Une situation plutôt cocasse et qui n’a pas échappé à l’attention de beaucoup d’observateurs de la scène politique. Comment le Capitaine Traoré peut-il prononcer un discours qui engage les trois dirigeants de l’AES avec surtout un accent majeur résolument hostile à la démocratie ? La position du capitaine Traoré bouscule quelque peu le protocole. S’il y a une position commune, c’est plutôt le président de la Confédération de l’AES qui doit en donner la substance. Le capitaine Traoré ne l’est pas. C’est en effet le président malien, Assimi Goïta que le sommet a retenu comme président de la Confédération.
La position exprimée par le président de la transition burkinabè bouscule aussi le bon usage, puisque le capitaine a voulu parler à la place du Colonel malien et du Général nigérien Tiani Abdourahmane. Dans sa lancée cavalière, le jeune Capitaine a foulé du pied des valeurs qui ne sont pas occidentales mais des valeurs africaines, comme le droit d’aînesse. Mais un autre aspect cocasse de la chose qu’il faille relever, c’est cette lecture qu’il fait de la démocratie.

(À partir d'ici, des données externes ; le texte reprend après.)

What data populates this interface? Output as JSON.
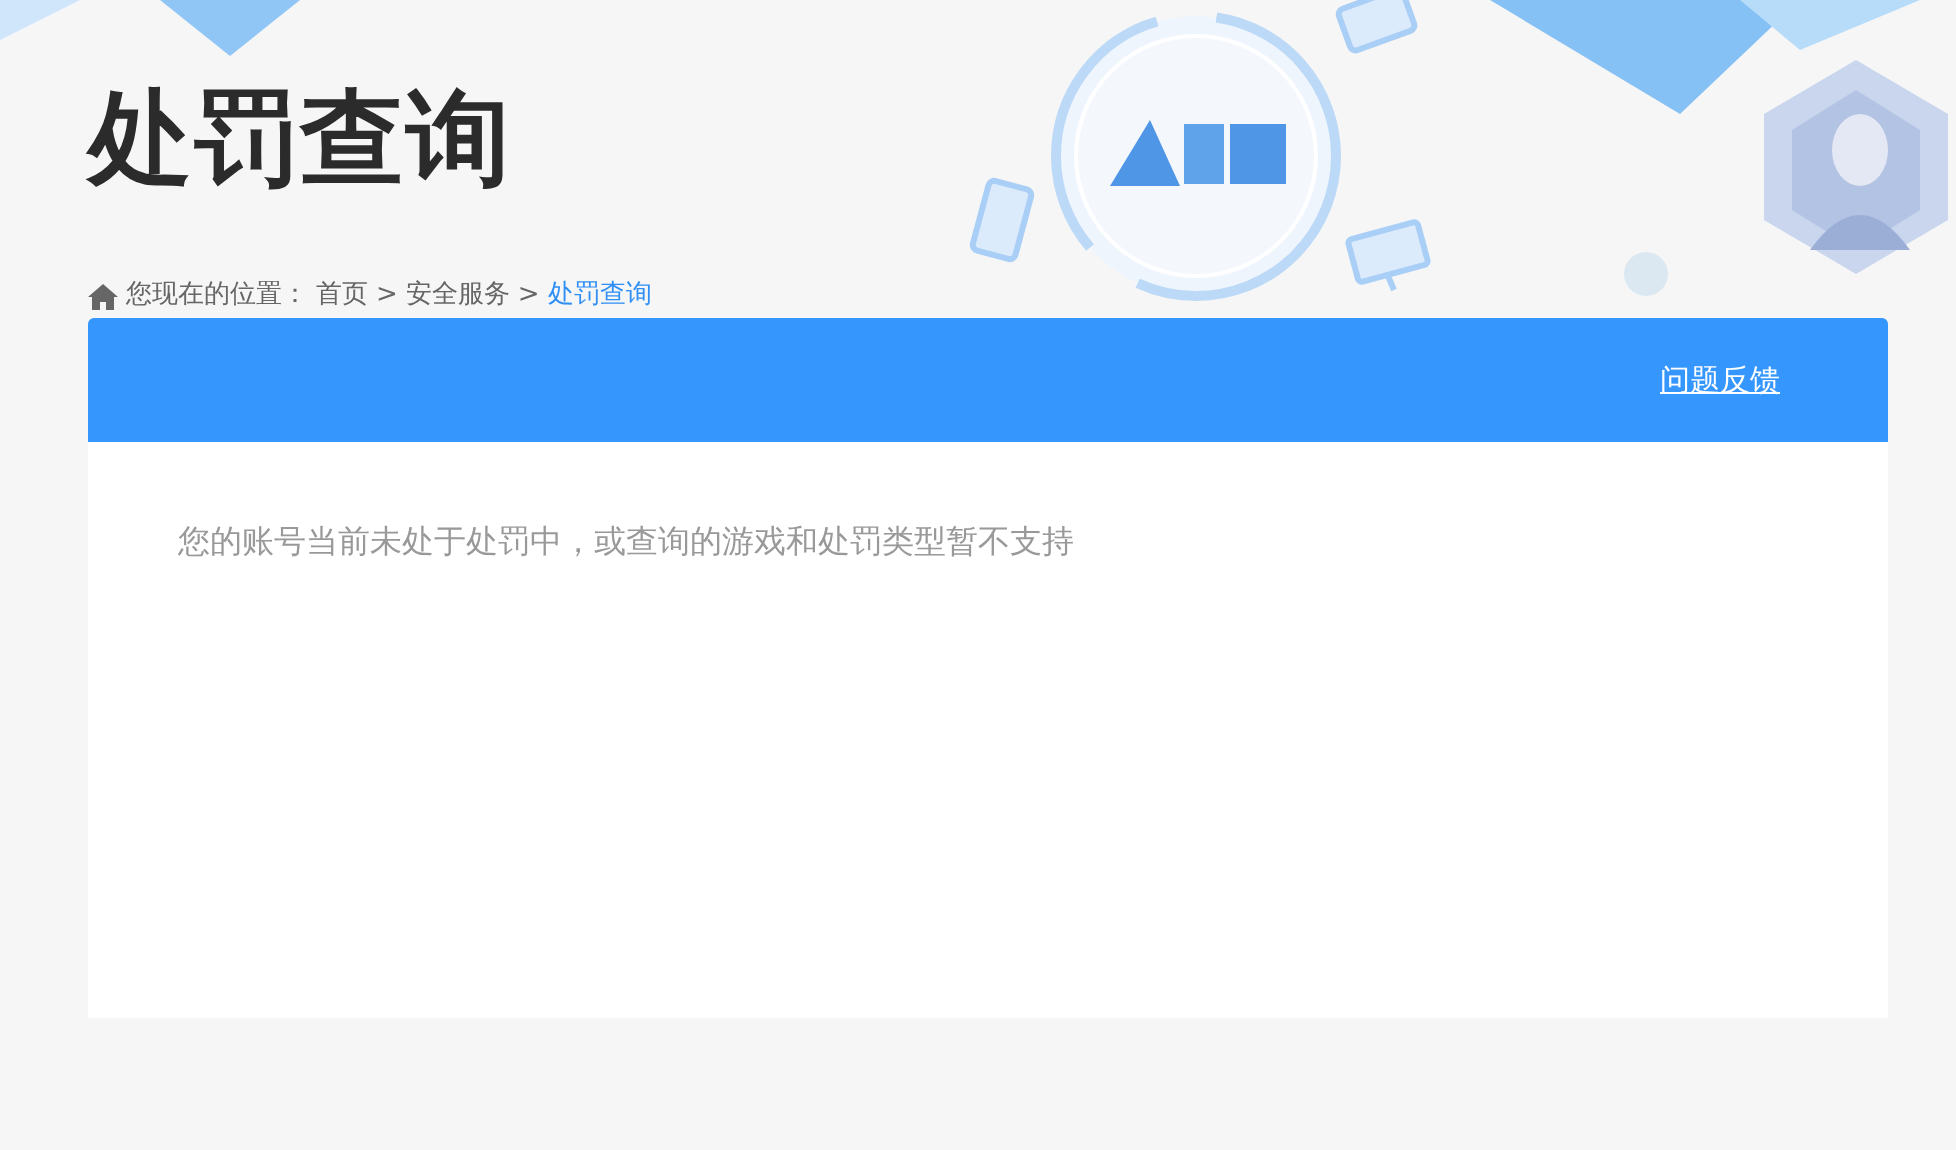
{
  "header": {
    "title": "处罚查询"
  },
  "breadcrumb": {
    "prefix": "您现在的位置：",
    "items": [
      {
        "kind": "link",
        "label": "首页",
        "selected": false
      },
      {
        "kind": "separator",
        "label": ">"
      },
      {
        "kind": "link",
        "label": "安全服务",
        "selected": false
      },
      {
        "kind": "separator",
        "label": ">"
      },
      {
        "kind": "link",
        "label": "处罚查询",
        "selected": true
      }
    ]
  },
  "panel": {
    "feedback_link": "问题反馈",
    "message": "您的账号当前未处于处罚中，或查询的游戏和处罚类型暂不支持"
  }
}
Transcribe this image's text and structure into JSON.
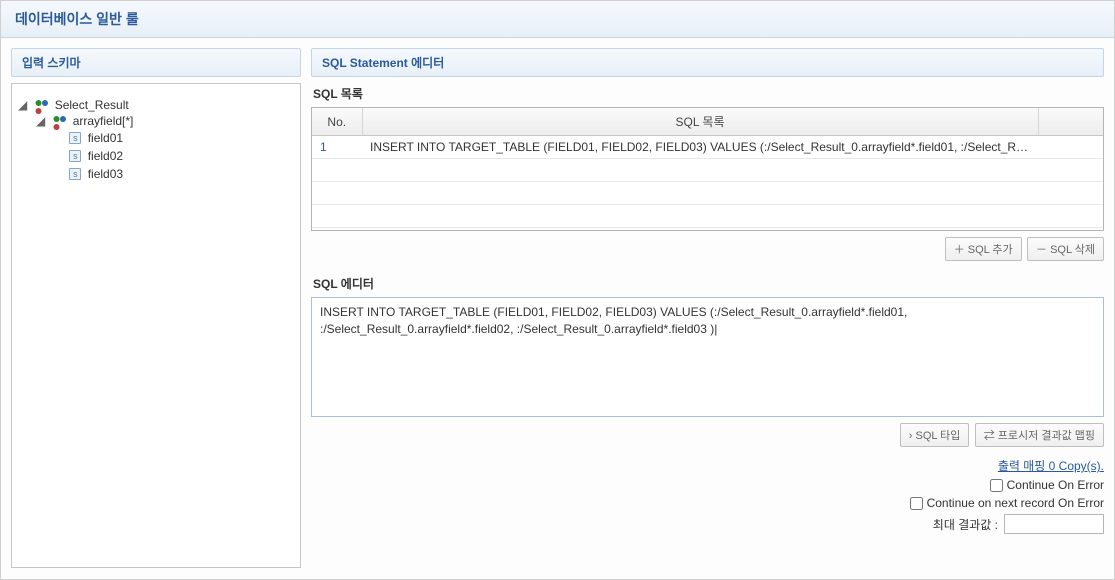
{
  "title": "데이터베이스 일반 룰",
  "left": {
    "header": "입력 스키마",
    "tree": {
      "root": "Select_Result",
      "array": "arrayfield[*]",
      "f1": "field01",
      "f2": "field02",
      "f3": "field03"
    }
  },
  "right": {
    "header": "SQL Statement 에디터",
    "list_label": "SQL 목록",
    "col_no": "No.",
    "col_sql": "SQL 목록",
    "rows": [
      {
        "no": "1",
        "sql": "INSERT INTO TARGET_TABLE (FIELD01, FIELD02, FIELD03) VALUES (:/Select_Result_0.arrayfield*.field01, :/Select_Res..."
      }
    ],
    "btn_add": "＋ SQL 추가",
    "btn_del": "－ SQL 삭제",
    "editor_label": "SQL 에디터",
    "editor_value": "INSERT INTO TARGET_TABLE (FIELD01, FIELD02, FIELD03) VALUES (:/Select_Result_0.arrayfield*.field01, :/Select_Result_0.arrayfield*.field02, :/Select_Result_0.arrayfield*.field03 )|",
    "btn_type": "› SQL 타입",
    "btn_proc": "⇄ 프로시저 결과값 맵핑",
    "out_link": "출력 매핑 0 Copy(s).",
    "chk1": "Continue On Error",
    "chk2": "Continue on next record On Error",
    "max_label": "최대 결과값 :",
    "max_value": ""
  }
}
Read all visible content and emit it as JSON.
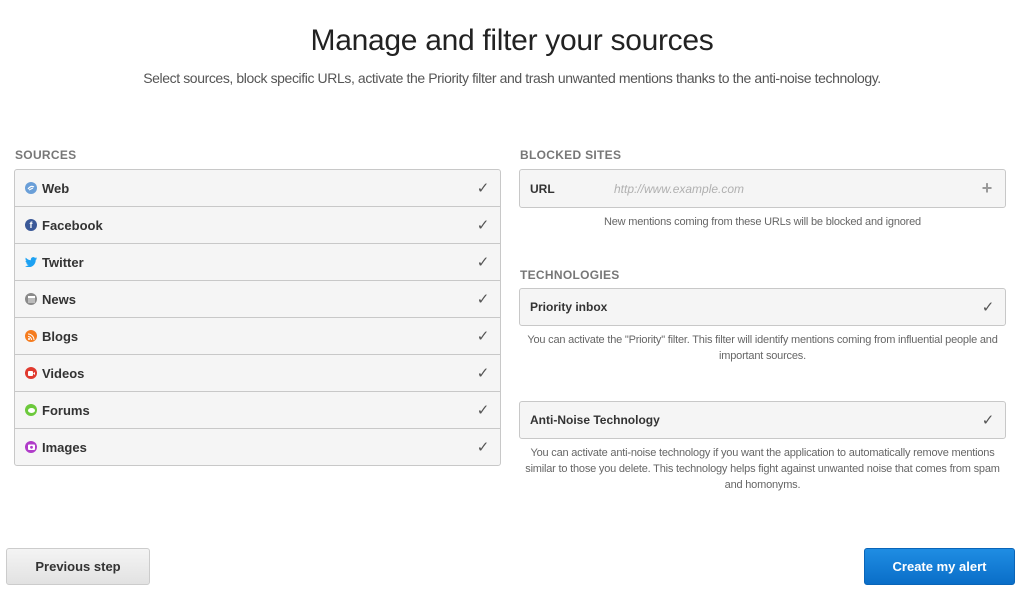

À en juger par son discours, la démocratie est tout simplement une affaire européenne, c’est une valeur des européens et de leurs valets locaux, comme il dit. Pas du tout, la démocratie n’est pas européenne, elle n’est pas aussi une valeur occidentale. La démocratie est un principe universel de désignation des représentants.
Sur toute la planète, il n’y a que deux formes de pouvoir où l’on ne parle pas de démocratie. Ce sont le pouvoir de droit divin et le pouvoir du plus fort. Dans le premier cas, il est établi que Dieu a conféré le pouvoir à une catégorie de personnes qui se le transmettent de père en fils. Dans le second cas, c’est la loi de la jungle, c’est le plus fort qui arrache le pouvoir et le conserve.
Dans tous les autres cas de figure, le choix des dirigeants, la désignation des représentants obéit à un principe: la consultation des bases par référendum et les élections. D’où le caractère universel de la démocratie. Quelle perception le Capitaine a-t-il alors de la démocratie ? D’où vient son allergie à la démocratie ? Pourquoi s’est-il lâché le 6 juillet dernier ? Autant de questions que se posent les observateurs.
Ce qui est sûr, son discours est loin de faire l’unanimité au sein de l’AES. Au Niger, les militaires au pouvoir au sein du Conseil national pour la sauvegarde de la Partie (CNSP) viennent de boucler une feuille de route pour la transition nigérienne. Dans un document détaillé, le CNSP vient de donner sa piste de travail vers le retour aux élections.
Dans l’axe 2 du document intitulé : Promotion de la bonne gouvernance, le programme du CNSP indique « ces préoccupations fondamentales orienteront l’élaboration du nouveau code électoral et de la nouvelle constitution après des consultations inclusives pour prendre en compte les attentes des citoyens « . À l’issu du processus d’élaboration des textes, poursuit le document intitulé « Vision du président du CNSP pour un Niger véritablement indépendant et prospère », des « consultations référendaires et des élections libres, transparentes, indépendantes et exemptes de toutes contestation seront organisées ».
Telle est donc la vision du CNSP qui sait que la démocratie n’est pas l’apanage des peuples d’Europe, mais plutôt un processus universel qui fonde le principe de consultations directes ou indirectes entre les dirigeants et les citoyens libres.